Te ruego que comprendas esto: cuando llegues a sentarte en la antesala del despacho del primer ministro, el recuerdo del fantasma de la Guerra Fría se habrá desvanecido. Tendrás que enfrentarte a monstruos reales y muy diferentes. Europa y Estados Unidos están plagados de demagogos, todos ellos trabajando en su particular versión de Mein Kampf, aunque su estilo sea diferente. La ferocidad animal de los antiguos fascistas da paso al untuoso paternalismo de sus sucesores.
Me afilié al PDS para protestar contra la ignominiosa situación en que nos hallamos los alemanes del este, para declarar en público que nuestra angustia es digna y demostrar a la gente que quizá haya una vía colectiva para salir de este atolladero. Se han producido más suicidios en Alemania Oriental que en cualquier otro lugar de Europa del Este. No morimos de hambre, pero estamos destrozados psicológicamente. Y es algo que nos afecta a todos, al margen de las siglas a las que prestemos nuestro apoyo o por las que votemos en las elecciones. Conozco a muchos partidarios de nuestro grueso presidente que piensan exactamente como yo.
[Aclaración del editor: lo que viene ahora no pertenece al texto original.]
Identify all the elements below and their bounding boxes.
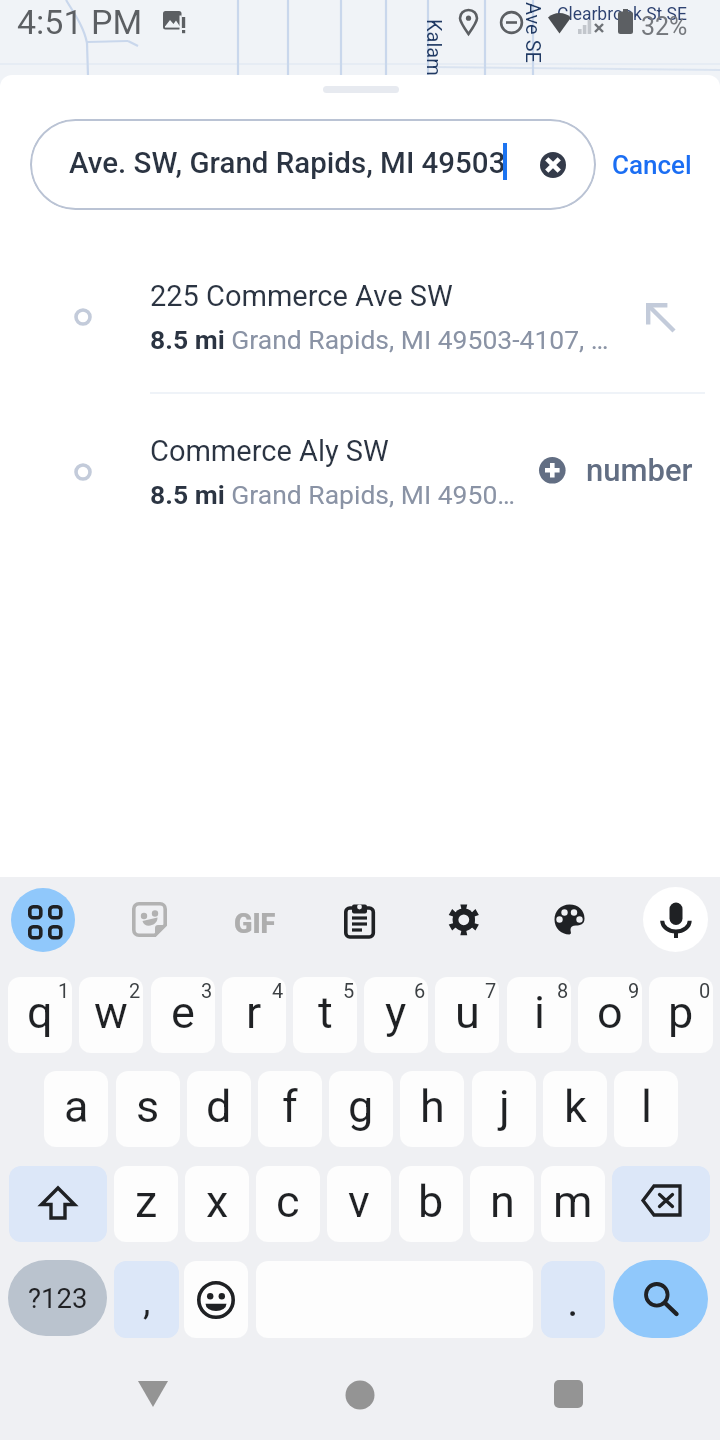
staticText: o: [597, 986, 623, 1039]
staticText: i: [534, 986, 545, 1039]
button[interactable]: n: [470, 1166, 534, 1242]
staticText: p: [668, 986, 694, 1039]
button[interactable]: k: [543, 1071, 607, 1147]
staticText: .: [567, 1275, 579, 1327]
staticText: t: [318, 986, 333, 1039]
staticText: u: [455, 986, 480, 1039]
staticText: f: [282, 1080, 298, 1133]
staticText: s: [136, 1080, 160, 1133]
staticText: 3: [201, 979, 213, 1002]
staticText: Ave. SW, Grand Rapids, MI 49503: [69, 146, 506, 181]
staticText: r: [246, 986, 262, 1039]
staticText: ?123: [28, 1282, 88, 1314]
button[interactable]: c: [256, 1166, 320, 1242]
button[interactable]: Cancel: [600, 119, 704, 210]
staticText: z: [135, 1175, 158, 1228]
button[interactable]: l: [614, 1071, 678, 1147]
button[interactable]: number: [525, 437, 705, 503]
button[interactable]: t: [293, 977, 357, 1053]
staticText: 4: [272, 979, 284, 1002]
button[interactable]: Stickers: [132, 902, 167, 937]
staticText: x: [206, 1175, 229, 1228]
button[interactable]: Shift: [9, 1166, 107, 1242]
button[interactable]: Ave. SW, Grand Rapids, MI 49503: [30, 119, 596, 210]
staticText: c: [276, 1175, 300, 1228]
staticText: 2: [129, 979, 141, 1002]
button[interactable]: y: [364, 977, 428, 1053]
button[interactable]: u: [435, 977, 499, 1053]
button[interactable]: Clipboard: [344, 902, 375, 933]
button[interactable]: p: [649, 977, 713, 1053]
staticText: k: [564, 1080, 587, 1133]
staticText: d: [206, 1080, 232, 1133]
button[interactable]: o: [578, 977, 642, 1053]
staticText: number: [586, 452, 693, 488]
staticText: n: [490, 1175, 515, 1228]
staticText: Cancel: [612, 150, 692, 180]
button[interactable]: ?123: [8, 1260, 107, 1336]
button[interactable]: f: [258, 1071, 322, 1147]
button[interactable]: j: [472, 1071, 536, 1147]
staticText: 32%: [641, 12, 688, 41]
staticText: Ave SE: [522, 2, 545, 63]
staticText: 9: [628, 979, 640, 1002]
button[interactable]: z: [114, 1166, 178, 1242]
staticText: 8.5 mi Grand Rapids, MI 4950…: [150, 479, 516, 510]
staticText: 225 Commerce Ave SW: [150, 279, 453, 313]
staticText: v: [348, 1175, 370, 1228]
button[interactable]: a: [44, 1071, 108, 1147]
staticText: y: [385, 986, 407, 1039]
staticText: 8: [557, 979, 569, 1002]
button[interactable]: r: [222, 977, 286, 1053]
staticText: 5: [343, 979, 355, 1002]
staticText: 4:51 PM: [17, 2, 143, 42]
button[interactable]: b: [399, 1166, 463, 1242]
button[interactable]: Backspace: [612, 1166, 710, 1242]
button[interactable]: ,: [114, 1261, 179, 1338]
button[interactable]: Keyboard modes: [11, 888, 75, 952]
button[interactable]: g: [329, 1071, 393, 1147]
button[interactable]: v: [327, 1166, 391, 1242]
staticText: h: [420, 1080, 445, 1133]
staticText: q: [27, 986, 53, 1039]
staticText: e: [171, 986, 195, 1039]
staticText: 8.5 mi Grand Rapids, MI 49503-4107, …: [150, 324, 609, 355]
staticText: Kalam: [423, 19, 446, 76]
staticText: l: [641, 1080, 652, 1133]
staticText: a: [64, 1080, 89, 1133]
button[interactable]: h: [400, 1071, 464, 1147]
button[interactable]: q: [8, 977, 72, 1053]
staticText: j: [499, 1080, 510, 1133]
staticText: 7: [485, 979, 497, 1002]
staticText: Commerce Aly SW: [150, 434, 389, 468]
button[interactable]: w: [79, 977, 143, 1053]
button[interactable]: Settings: [448, 904, 480, 936]
button[interactable]: Themes: [554, 904, 585, 935]
staticText: ,: [143, 1279, 151, 1324]
button[interactable]: GIF: [228, 897, 282, 951]
staticText: g: [348, 1080, 374, 1133]
button[interactable]: Emoji: [184, 1261, 248, 1338]
staticText: GIF: [234, 908, 276, 940]
button[interactable]: x: [185, 1166, 249, 1242]
staticText: 0: [699, 979, 711, 1002]
button[interactable]: Voice input: [643, 887, 708, 952]
button[interactable]: s: [116, 1071, 180, 1147]
staticText: m: [553, 1175, 593, 1228]
button[interactable]: Home: [330, 1365, 390, 1425]
button[interactable]: 225 Commerce Ave SW: [0, 254, 720, 409]
button[interactable]: i: [507, 977, 571, 1053]
button[interactable]: m: [541, 1166, 605, 1242]
button[interactable]: Back: [123, 1364, 183, 1424]
button[interactable]: Commerce Aly SW: [0, 409, 720, 564]
staticText: 1: [58, 979, 70, 1002]
button[interactable]: d: [187, 1071, 251, 1147]
button[interactable]: Clear text: [526, 138, 579, 191]
button[interactable]: e: [151, 977, 215, 1053]
button[interactable]: Recent apps: [538, 1364, 598, 1424]
button[interactable]: .: [541, 1261, 605, 1338]
button[interactable]: Use this suggestion: [622, 282, 696, 356]
button[interactable]: Search: [613, 1260, 708, 1338]
staticText: Clearbrook St SE: [557, 4, 687, 25]
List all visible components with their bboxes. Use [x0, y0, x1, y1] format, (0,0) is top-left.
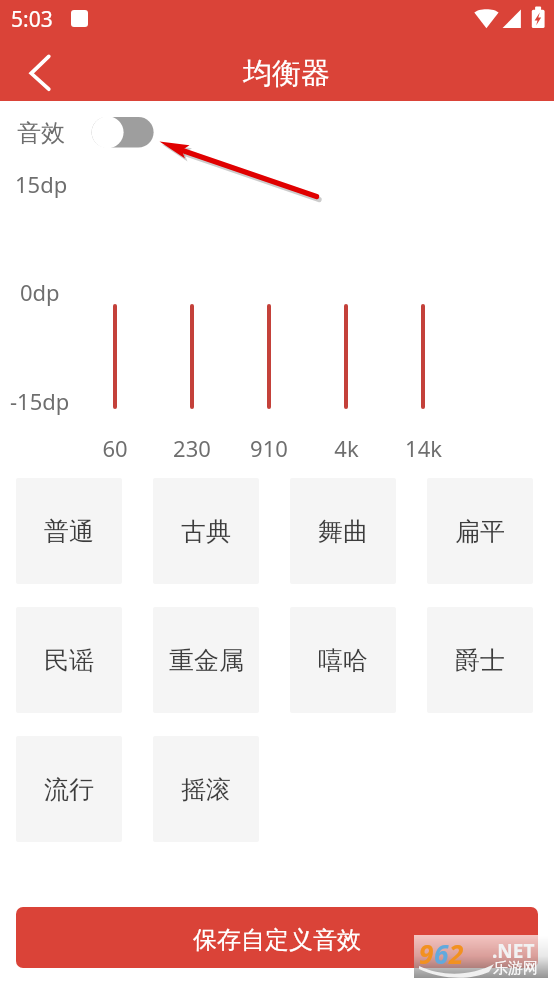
staticText: 910	[250, 433, 288, 463]
staticText: 民谣	[44, 645, 94, 676]
staticText: 60	[102, 433, 128, 463]
staticText: 均衡器	[243, 55, 330, 92]
staticText: 6	[434, 936, 449, 971]
staticText: .NET	[492, 938, 535, 964]
button[interactable]: 重金属	[153, 607, 259, 713]
staticText: 14k	[405, 433, 442, 463]
staticText: 舞曲	[318, 516, 368, 547]
staticText: 爵士	[455, 645, 505, 676]
staticText: 15dp	[15, 169, 68, 199]
button[interactable]: 古典	[153, 478, 259, 584]
button[interactable]: 流行	[16, 736, 122, 842]
button[interactable]: 舞曲	[290, 478, 396, 584]
staticText: 保存自定义音效	[193, 925, 361, 955]
staticText: 音效	[17, 118, 65, 148]
staticText: 摇滚	[181, 774, 231, 805]
staticText: 230	[173, 433, 211, 463]
staticText: 普通	[44, 516, 94, 547]
staticText: 扁平	[455, 516, 505, 547]
staticText: 乐游网	[493, 959, 538, 978]
staticText: 古典	[181, 516, 231, 547]
staticText: 4k	[334, 433, 359, 463]
staticText: 0dp	[20, 277, 60, 307]
staticText: 重金属	[169, 645, 244, 676]
button[interactable]: 保存自定义音效	[16, 907, 538, 968]
staticText: 2	[449, 936, 464, 971]
button[interactable]: 摇滚	[153, 736, 259, 842]
staticText: -15dp	[10, 386, 70, 416]
button[interactable]: 爵士	[427, 607, 533, 713]
button[interactable]: Sound effect toggle	[91, 115, 155, 149]
staticText: 流行	[44, 774, 94, 805]
staticText: 9	[419, 936, 434, 971]
button[interactable]: 扁平	[427, 478, 533, 584]
staticText: 5:03	[11, 5, 53, 34]
button[interactable]: 民谣	[16, 607, 122, 713]
button[interactable]: Back	[12, 41, 68, 97]
button[interactable]: 普通	[16, 478, 122, 584]
staticText: 嘻哈	[318, 645, 368, 676]
button[interactable]: 嘻哈	[290, 607, 396, 713]
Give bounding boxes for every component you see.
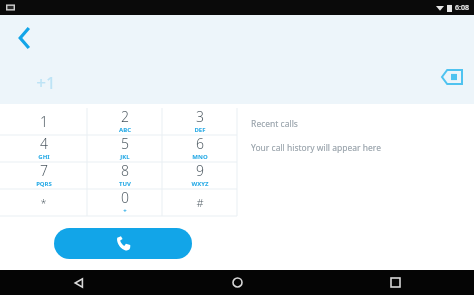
staticText: +1	[36, 71, 56, 94]
staticText: 4	[40, 134, 48, 153]
staticText: 2	[121, 107, 129, 126]
button[interactable]: 8	[87, 162, 162, 189]
button[interactable]: 6	[162, 135, 237, 162]
staticText: Your call history will appear here	[251, 142, 381, 154]
staticText: 0	[121, 188, 129, 207]
button[interactable]: 3	[162, 108, 237, 135]
button[interactable]: 2	[87, 108, 162, 135]
staticText: United States (+1)	[36, 103, 99, 113]
staticText: Recent calls	[251, 118, 298, 130]
staticText: #	[196, 195, 204, 210]
button[interactable]: Recents	[316, 270, 474, 295]
staticText: WXYZ	[191, 180, 209, 188]
button[interactable]: #	[162, 189, 237, 216]
button[interactable]: Backspace	[438, 63, 466, 91]
staticText: 6:08	[455, 3, 469, 13]
staticText: 6	[196, 134, 204, 153]
button[interactable]: 5	[87, 135, 162, 162]
button[interactable]: *	[0, 189, 87, 216]
staticText: 8	[121, 161, 129, 180]
staticText: 1	[40, 112, 48, 131]
staticText: TUV	[119, 180, 131, 188]
button[interactable]: 7	[0, 162, 87, 189]
button[interactable]: Back	[8, 21, 42, 55]
staticText: DEF	[194, 126, 206, 134]
button[interactable]: 9	[162, 162, 237, 189]
staticText: PQRS	[36, 180, 52, 188]
button[interactable]: United States (+1)	[36, 103, 111, 113]
staticText: 3	[196, 107, 204, 126]
button[interactable]: 1	[0, 108, 87, 135]
staticText: *	[40, 195, 47, 210]
staticText: ABC	[119, 126, 131, 134]
button[interactable]: Back	[0, 270, 158, 295]
button[interactable]: 4	[0, 135, 87, 162]
staticText: GHI	[38, 153, 50, 161]
staticText: 5	[121, 134, 129, 153]
button[interactable]: 0	[87, 189, 162, 216]
staticText: 7	[40, 161, 48, 180]
button[interactable]: Home	[158, 270, 316, 295]
staticText: MNO	[192, 153, 208, 161]
staticText: 9	[196, 161, 204, 180]
staticText: JKL	[120, 153, 130, 161]
button[interactable]: Call	[54, 228, 192, 259]
staticText: +	[123, 207, 127, 215]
Los alemanes del oeste creían que todo se arreglaría tan pronto como se destruyera nuestro pasado y se eliminaran los vestigios de la RDA. Qué necedad la de esas mujeres y hombres del oeste. Pensaban que el dinero, su dinero, era la solución mágica. Es el único lenguaje que entienden, y, en cierto modo, es comprensible. A fin de cuentas, en la posguerra tenían la consigna de partirse el espinazo para conseguir dinero y más dinero, pues sólo así se les reconocería su valía. Tanto se enfrascaron en esa tarea, que a muchos de ellos les sirvió de terapia para borrar el recuerdo de su complicidad con el Tercer Reich.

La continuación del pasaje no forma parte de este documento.